Notes - Optimisation for Data Science HT25, Steepest descent
Flashcards
Basic principles
What kind of optimisation problems do gradient methods solve, and how do they do it?
They solve unconstrained optimisation problems of the form
\[\min _ {x \in \mathbb R^n} f(x)\]where $f : \mathbb R^n \to \mathbb R$ is $L$-smooth. They iteratively find a solution via updates of the form
\[x^{k+1} = x^k + \alpha _ k d^k\]where $\alpha _ k > 0$ is called the step length and $d^k \in \mathbb R^n$ is called the search direction.
Suppose:
- $f : \mathbb R^n \to \mathbb R$ is $L$-smooth
- We wish to solve the optimisation problem $\min _ {x \in \mathbb R^n} f(x)$
@Define the updates made in steepest descent.
Suppose:
- $f : \mathbb R^n \to \mathbb R$ is $L$-smooth
- We wish to solve the optimisation problem $\min _ {x \in \mathbb R^n} f(x)$
@Prove that the steepest descent update
\[x^{k+1} = x^k - \frac 1 L \nabla f(x^k)\]

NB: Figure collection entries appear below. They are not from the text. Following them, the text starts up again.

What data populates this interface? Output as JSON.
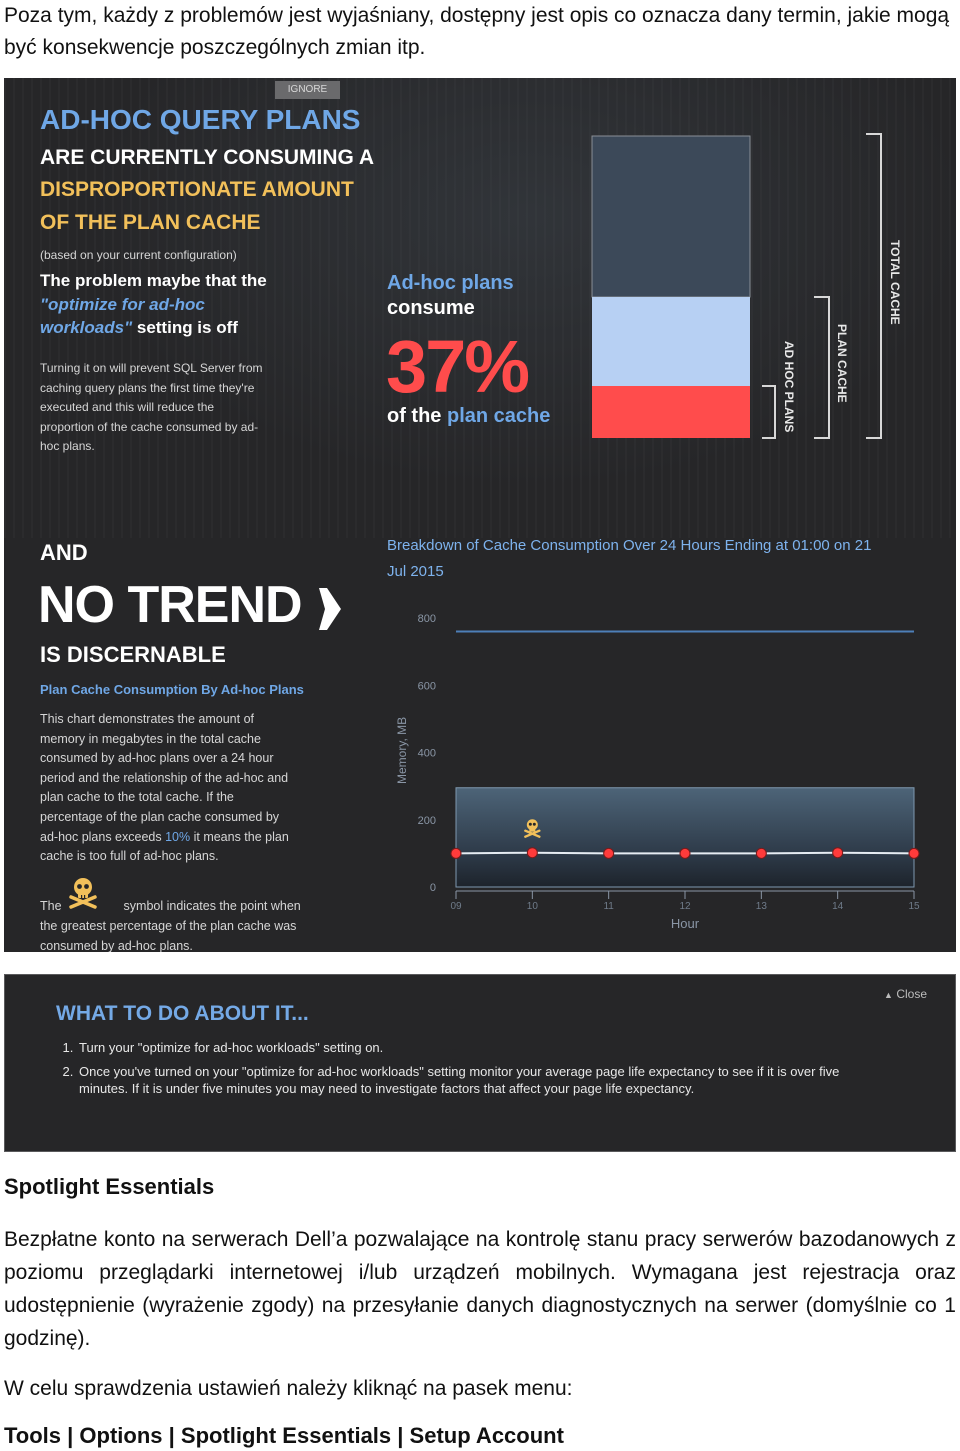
{
  "intro_text": "Poza tym, każdy z problemów jest wyjaśniany, dostępny jest opis co oznacza dany termin, jakie mogą być konsekwencje poszczególnych zmian itp.",
  "panel": {
    "ignore_label": "IGNORE",
    "headline_1": "AD-HOC QUERY PLANS",
    "headline_2": "ARE CURRENTLY CONSUMING A",
    "headline_3": "DISPROPORTIONATE AMOUNT",
    "headline_4": "OF THE PLAN CACHE",
    "config_note": "(based on your current configuration)",
    "problem_1": "The problem maybe that the",
    "problem_2": "\"optimize for ad-hoc",
    "problem_3": "workloads\"",
    "problem_3b": " setting is off",
    "turning_on": [
      "Turning it on will prevent SQL Server from",
      "caching query plans the first time they're",
      "executed and this will reduce the",
      "proportion of the cache consumed by ad-",
      "hoc plans."
    ],
    "consume_1": "Ad-hoc plans",
    "consume_2": "consume",
    "consume_pct": "37%",
    "consume_3a": "of the ",
    "consume_3b": "plan cache",
    "label_total_cache": "TOTAL CACHE",
    "label_plan_cache": "PLAN CACHE",
    "label_adhoc_plans": "AD HOC PLANS",
    "and": "AND",
    "no_trend": "NO TREND",
    "discernable": "IS DISCERNABLE",
    "chart_heading": "Plan Cache Consumption By Ad-hoc Plans",
    "chart_desc_lines": [
      "This chart demonstrates the amount of",
      "memory in megabytes in the total cache",
      "consumed by ad-hoc plans over a 24 hour",
      "period and the relationship of the ad-hoc and",
      "plan cache to the total cache. If the",
      "percentage of the plan cache consumed by"
    ],
    "chart_desc_pct_prefix": "ad-hoc plans exceeds ",
    "chart_desc_pct": "10%",
    "chart_desc_pct_suffix": " it means the plan",
    "chart_desc_last": "cache is too full of ad-hoc plans.",
    "symbol_the": "The",
    "symbol_rest": "symbol indicates the point when",
    "symbol_lines": [
      "the greatest percentage of the plan cache was",
      "consumed by ad-hoc plans."
    ],
    "breakdown_title_1": "Breakdown of Cache Consumption Over 24 Hours Ending at 01:00 on 21",
    "breakdown_title_2": "Jul 2015",
    "colors": {
      "accent_blue": "#6fa7e6",
      "gold": "#f2c05a",
      "red": "#ff4c4c",
      "light_blue": "#b7d0f3",
      "slate": "#3c4959"
    }
  },
  "chart_data": [
    {
      "type": "bar",
      "stacked": true,
      "categories": [
        "TOTAL CACHE"
      ],
      "segments": [
        {
          "name": "AD HOC PLANS",
          "fraction_of_plan_cache": 0.37,
          "color": "#ff4c4c"
        },
        {
          "name": "PLAN CACHE",
          "color": "#b7d0f3"
        },
        {
          "name": "TOTAL CACHE",
          "color": "#3c4959"
        }
      ]
    },
    {
      "type": "line",
      "title": "Breakdown of Cache Consumption Over 24 Hours Ending at 01:00 on 21 Jul 2015",
      "xlabel": "Hour",
      "ylabel": "Memory, MB",
      "x": [
        "09",
        "10",
        "11",
        "12",
        "13",
        "14",
        "15"
      ],
      "y_ticks": [
        0,
        200,
        400,
        600,
        800
      ],
      "ylim": [
        0,
        800
      ],
      "series": [
        {
          "name": "total cache",
          "values": [
            760,
            760,
            760,
            760,
            760,
            760,
            760
          ]
        },
        {
          "name": "plan cache",
          "values": [
            295,
            295,
            295,
            295,
            295,
            295,
            295
          ]
        },
        {
          "name": "ad-hoc plans",
          "values": [
            100,
            102,
            100,
            100,
            100,
            102,
            100
          ]
        }
      ],
      "marker_hour": "10"
    }
  ],
  "todo": {
    "title": "WHAT TO DO ABOUT IT...",
    "close_label": "Close",
    "items": [
      "Turn your \"optimize for ad-hoc workloads\" setting on.",
      "Once you've turned on your \"optimize for ad-hoc workloads\" setting monitor your average page life expectancy to see if it is over five minutes. If it is under five minutes you may need to investigate factors that affect your page life expectancy."
    ]
  },
  "section_title": "Spotlight Essentials",
  "para_1": "Bezpłatne konto na serwerach Dell’a pozwalające na kontrolę stanu pracy serwerów bazodanowych z poziomu przeglądarki internetowej i/lub urządzeń mobilnych. Wymagana jest rejestracja oraz udostępnienie (wyrażenie zgody) na przesyłanie danych diagnostycznych na serwer (domyślnie co 1 godzinę).",
  "para_2": "W celu sprawdzenia ustawień należy kliknąć na pasek menu:",
  "menu_path": "Tools | Options | Spotlight Essentials | Setup Account"
}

is motivated by the minimisation of a particular upper bound.
Note that since $f$ is $L$-smooth, we have the bound
\[f(y) - f(x) - \nabla f(x)^\top (y - x) \le \frac L 2 ||y - x||^2\]Letting $y = x + \alpha \nabla f(x)$ and rearranging, we obtain:
\[f(x + \alpha d) \le f(x) - \alpha ||\nabla f(x)||^2 + \frac{\alpha^2}{2} L ||\nabla f(x)||^2\]The right hand side is a convex function in $\alpha$ when $x$ is fixed, i.e.
\[\varphi(\alpha) := f(x) - \alpha ||\nabla f(x)||^2 + \frac{\alpha^2}{2} L ||\nabla f(x)||^2\]Therefore $\varphi$ achieves its global minimum when $\varphi’(\alpha) = 0$. Solving this gives that the optimum is
\[\alpha^\ast = \frac 1 L\]Foundational inequality
Suppose:
- $f : \mathbb R^n \to \mathbb R$ is $L$-smooth
- We wish to solve the optimisation problem $\min _ {x \in \mathbb R^n} f(x)$ using steepest descent iterations $x^{k+1} = x^k - \frac 1 L \nabla f(x^k)$
In this context, @state and @prove the foundational inequality of steepest descent.
Starting iterations at some arbitrary point $x^0$ gives
\[f(x^{k+1}) = f\left(x^k - \frac 1 L \nabla f(x^k)\right) \le f(x^k) - \frac 1 {2L} ||\nabla f(x^k)||^2\]Proof: Since $f$ is $L$-smooth, we have the bound
\[f(y) - f(x) - \nabla f(x)^\top (y - x) \le \frac L 2 ||y - x||^2\]For every $x$ and $y$. Letting $y = x + \frac 1 L \nabla f(x)$, $\alpha = \frac 1 L$ and rearranging, we obtain:
\[f\left(x^k - \frac 1 L \nabla f(x^k)\right) \le f(x^k) - \frac 1 {2L} ||\nabla f(x^k)||^2\]Suppose:
- $f : \mathbb R^n \to \mathbb R$ is $L$-smooth
- We wish to solve the optimisation problem $\min _ {x \in \mathbb R^n} f(x)$ using steepest descent updates $x^{k+1} = x^k - \frac 1 L \nabla f(x^k)$
@State the general results about the convergence of steepest descent given increasingly strict conditions on $f$.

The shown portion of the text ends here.